The person behind the establishment of the porcelain manufacture in the Czech city of Klášterec in 1794 was the former wood-reeve of Count Franz Joseph Thun, Mikuláš Weber who began to explore the kaolin deposits at the Thun estates when he was pensioned. He invited the Thuryngian porcelain spinner Johan Fetzer to experiment which him in porcelain production. Fetzer prided himself on the knowledge of the Arcanum, i.e. the secret of the production. His incapacity, however, resulted in the need to hire the arcanist Johann Sonntag the very next year, who at least succeeded in establishing a production of a rather low-quality porcelain that resembled pottery. Not even the following engagement of more capable professionals helped achieving commercial success, and the authorities persistently rejected to acknowledge the products as porcelain. This is why the company was soon rented to Christian Nonne from the Thuryngian city of Volkstedt who finally perfected the production technology.
As soon as the rental contract expired in 1803, the Count Joseph Johann Thun decided to take over the enterprise and then rented it to businessman Josef Melzer and foreman Rafael Habertitzel in 1805. The two enterprising spirits initiated the gradual shift from the hitherto rather undemanding Thuryngian shapes and décors to porcelain executed after Meissen and Viennese models. They also succeeded to hire competent painters, and the quality of their products thus achieved a decent European quality around 1815.
Further development of the company arrived after 1820 when Count Joseph Matthias Thun decided to take over the porcelain manufacture entirely into his own management. The application asking for receiving a privilege was met in 1822. Equally as the rival company in Slavkov, the count established shops in large cities of the Austrian-Hungarian monarchy. The factory reached the maximum heyday in 1835 thanks to its director, Jan Hillard. Hillard increased the quality of the potsherd and expanded the assortment of products with wash basins, candlesticks, mortars, crucifixes and other items.
The next more essential increase in the Klášterec porcelain manufacture came with the arrival of Karl Venier, a graduate from the Prague Polytechnic. From 1850, the Klášterec enterprise began fully involved in figural sculpture, achieving the absolute top amongst the Czech competitors around 1860. It was mainly due to its collaboration with Arnošt Pop who was otherwise active in a Prague porcelain manufacture.

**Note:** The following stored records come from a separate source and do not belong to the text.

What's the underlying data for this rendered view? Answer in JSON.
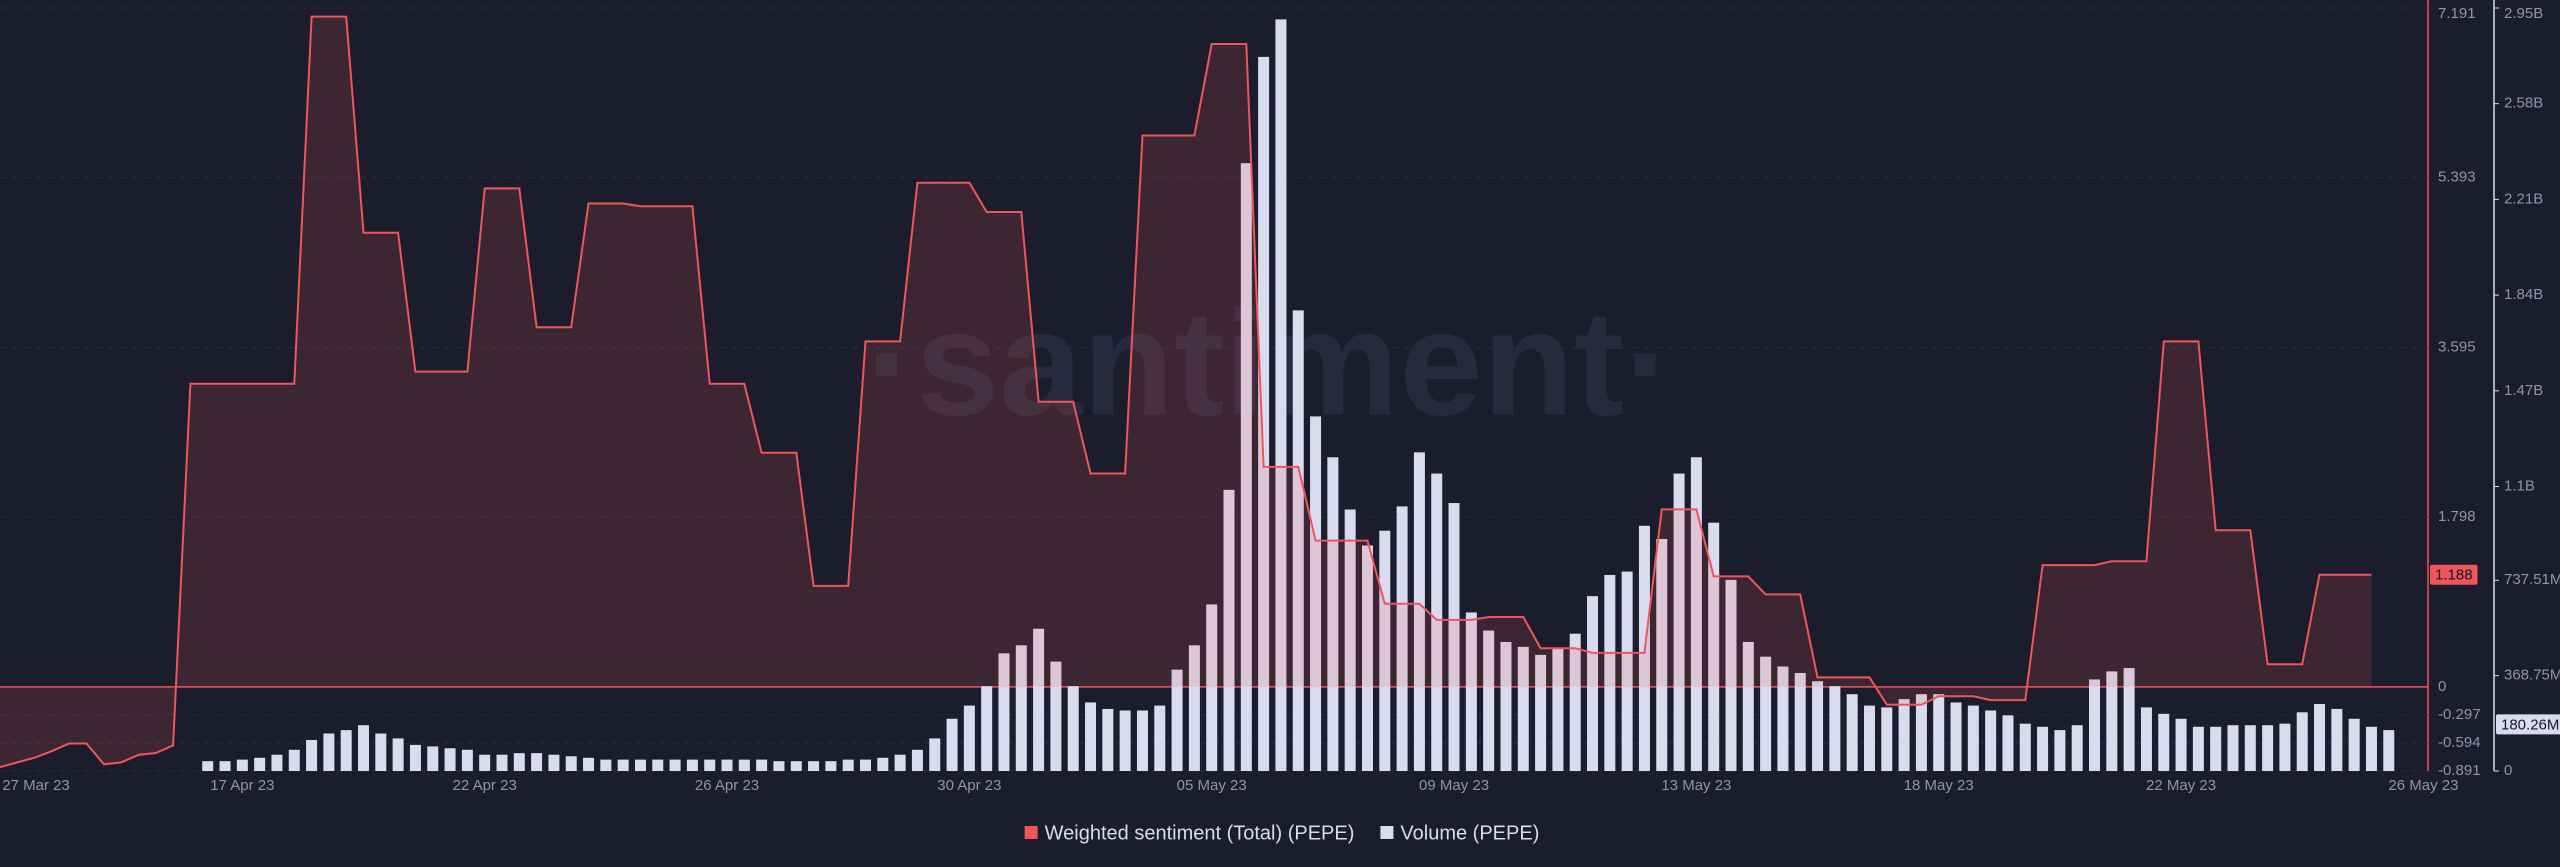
{
  "chart_data": {
    "type": "line_bar",
    "watermark": "·santiment·",
    "categories": [
      null,
      null,
      "27 Mar 23",
      null,
      null,
      null,
      null,
      null,
      null,
      null,
      null,
      null,
      null,
      null,
      "17 Apr 23",
      null,
      null,
      null,
      null,
      null,
      null,
      null,
      null,
      null,
      null,
      null,
      null,
      null,
      "22 Apr 23",
      null,
      null,
      null,
      null,
      null,
      null,
      null,
      null,
      null,
      null,
      null,
      null,
      null,
      "26 Apr 23",
      null,
      null,
      null,
      null,
      null,
      null,
      null,
      null,
      null,
      null,
      null,
      null,
      null,
      "30 Apr 23",
      null,
      null,
      null,
      null,
      null,
      null,
      null,
      null,
      null,
      null,
      null,
      null,
      null,
      "05 May 23",
      null,
      null,
      null,
      null,
      null,
      null,
      null,
      null,
      null,
      null,
      null,
      null,
      null,
      "09 May 23",
      null,
      null,
      null,
      null,
      null,
      null,
      null,
      null,
      null,
      null,
      null,
      null,
      null,
      "13 May 23",
      null,
      null,
      null,
      null,
      null,
      null,
      null,
      null,
      null,
      null,
      null,
      null,
      null,
      "18 May 23",
      null,
      null,
      null,
      null,
      null,
      null,
      null,
      null,
      null,
      null,
      null,
      null,
      null,
      "22 May 23",
      null,
      null,
      null,
      null,
      null,
      null,
      null,
      null,
      null,
      null,
      null,
      null,
      null,
      "26 May 23"
    ],
    "series": [
      {
        "name": "Weighted sentiment (Total) (PEPE)",
        "color": "#f0555c",
        "kind": "line",
        "axis": "y",
        "last_label": 1.188,
        "values": [
          -0.85,
          -0.8,
          -0.75,
          -0.68,
          -0.6,
          -0.6,
          -0.82,
          -0.8,
          -0.72,
          -0.7,
          -0.62,
          3.21,
          3.21,
          3.21,
          3.21,
          3.21,
          3.21,
          3.21,
          7.1,
          7.1,
          7.1,
          4.81,
          4.81,
          4.81,
          3.34,
          3.34,
          3.34,
          3.34,
          5.28,
          5.28,
          5.28,
          3.81,
          3.81,
          3.81,
          5.12,
          5.12,
          5.12,
          5.09,
          5.09,
          5.09,
          5.09,
          3.21,
          3.21,
          3.21,
          2.48,
          2.48,
          2.48,
          1.07,
          1.07,
          1.07,
          3.66,
          3.66,
          3.66,
          5.34,
          5.34,
          5.34,
          5.34,
          5.03,
          5.03,
          5.03,
          3.02,
          3.02,
          3.02,
          2.26,
          2.26,
          2.26,
          5.84,
          5.84,
          5.84,
          5.84,
          6.81,
          6.81,
          6.81,
          2.33,
          2.33,
          2.33,
          1.55,
          1.55,
          1.55,
          1.55,
          0.88,
          0.88,
          0.88,
          0.71,
          0.71,
          0.71,
          0.74,
          0.74,
          0.74,
          0.41,
          0.41,
          0.41,
          0.36,
          0.36,
          0.36,
          0.36,
          1.88,
          1.88,
          1.88,
          1.17,
          1.17,
          1.17,
          0.98,
          0.98,
          0.98,
          0.1,
          0.1,
          0.1,
          0.1,
          -0.19,
          -0.19,
          -0.19,
          -0.1,
          -0.1,
          -0.1,
          -0.14,
          -0.14,
          -0.14,
          1.29,
          1.29,
          1.29,
          1.29,
          1.33,
          1.33,
          1.33,
          3.66,
          3.66,
          3.66,
          1.66,
          1.66,
          1.66,
          0.24,
          0.24,
          0.24,
          1.188,
          1.188,
          1.188,
          1.188,
          null,
          null,
          null
        ]
      },
      {
        "name": "Volume (PEPE)",
        "color": "#d9dcef",
        "kind": "bar",
        "axis": "y2",
        "last_label": {
          "value": 180260000,
          "label": "180.26M"
        },
        "values": [
          null,
          null,
          null,
          null,
          null,
          null,
          null,
          null,
          null,
          null,
          null,
          null,
          38000000,
          38000000,
          44000000,
          51000000,
          63000000,
          82000000,
          120000000,
          145000000,
          158000000,
          177000000,
          145000000,
          126000000,
          101000000,
          95000000,
          88000000,
          82000000,
          63000000,
          63000000,
          69000000,
          69000000,
          63000000,
          57000000,
          51000000,
          44000000,
          44000000,
          44000000,
          44000000,
          44000000,
          44000000,
          44000000,
          44000000,
          44000000,
          44000000,
          38000000,
          38000000,
          38000000,
          38000000,
          44000000,
          44000000,
          51000000,
          63000000,
          82000000,
          126000000,
          202000000,
          253000000,
          328000000,
          455000000,
          486000000,
          550000000,
          423000000,
          328000000,
          265000000,
          240000000,
          234000000,
          234000000,
          253000000,
          392000000,
          486000000,
          644000000,
          1087000000,
          2350000000,
          2761000000,
          2906000000,
          1781000000,
          1371000000,
          1213000000,
          1011000000,
          872000000,
          929000000,
          1023000000,
          1232000000,
          1150000000,
          1036000000,
          613000000,
          543000000,
          499000000,
          480000000,
          449000000,
          474000000,
          531000000,
          676000000,
          758000000,
          771000000,
          948000000,
          897000000,
          1150000000,
          1213000000,
          960000000,
          739000000,
          499000000,
          442000000,
          404000000,
          379000000,
          347000000,
          328000000,
          297000000,
          253000000,
          246000000,
          278000000,
          297000000,
          297000000,
          265000000,
          253000000,
          234000000,
          215000000,
          183000000,
          171000000,
          158000000,
          177000000,
          354000000,
          385000000,
          398000000,
          246000000,
          221000000,
          202000000,
          171000000,
          171000000,
          177000000,
          177000000,
          177000000,
          183000000,
          227000000,
          259000000,
          240000000,
          202000000,
          171000000,
          158000000,
          null,
          null
        ]
      }
    ],
    "ylim": [
      -0.891,
      7.191
    ],
    "yticks": [
      -0.891,
      -0.594,
      -0.297,
      0,
      1.798,
      3.595,
      5.393,
      7.191
    ],
    "y2lim": [
      0,
      2950000000
    ],
    "y2ticks": [
      0,
      {
        "value": 368750000,
        "label": "368.75M"
      },
      {
        "value": 737510000,
        "label": "737.51M"
      },
      {
        "value": 1100000000,
        "label": "1.1B"
      },
      {
        "value": 1470000000,
        "label": "1.47B"
      },
      {
        "value": 1840000000,
        "label": "1.84B"
      },
      {
        "value": 2210000000,
        "label": "2.21B"
      },
      {
        "value": 2580000000,
        "label": "2.58B"
      },
      {
        "value": 2950000000,
        "label": "2.95B"
      }
    ],
    "grid": true
  }
}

When Karl Vernier left the company in 1872, however, it was the beginning of the slow decline in its production quality. In the last quarter of the century the manufacture found its artistic models in the German Neo-Renaissance. And although Klášterec was able to retain a good standard of porcelain painting to the end of the century, it was forced to gradually lower the price of its products equally as other Czech porcelain manufactures, and thus even the demanding and decorative techniques had to give way to the cheaper, industrial ones. The hand-made painting was then, except the luxurious products, replaced by printing in 1872.
Art Nouveau influenced the company’s shapes and décors into only a minimum extent. The shapes inspired by historical models and the printed décors were employed as long as to the 1920s, when new models drawing from historical styles were developed. The latter are used to this day.
Into lesser extent, also forms in the Art Deco style were developed especially for the American market, and there moreover appeared clear geometric shapes merely decorated with a sober linear décor during the 1930s under the influence of Functionalism.
The Thun family owned the enterprise up to the nationalization in 1945. In the 1950s, the Klášterec porcelain manufacture established an art department which employed artists Jaroslav Ježek and, today unrightfully omitted, Karel Havlíček. The period nevertheless was not favorable to the realization of their designs, and we thus know only several prototypes held in the Museum of Decorative Arts in Prague. Between 1954 and 1955 the modeler Jaroslav Jetmar designed the modern shape “Giovanna” upon the requirement of the company’s director. It was the first modern serial-produced set after the Second World War. The porcelain manufacture is otherwise involved in producing historical shapes to this day.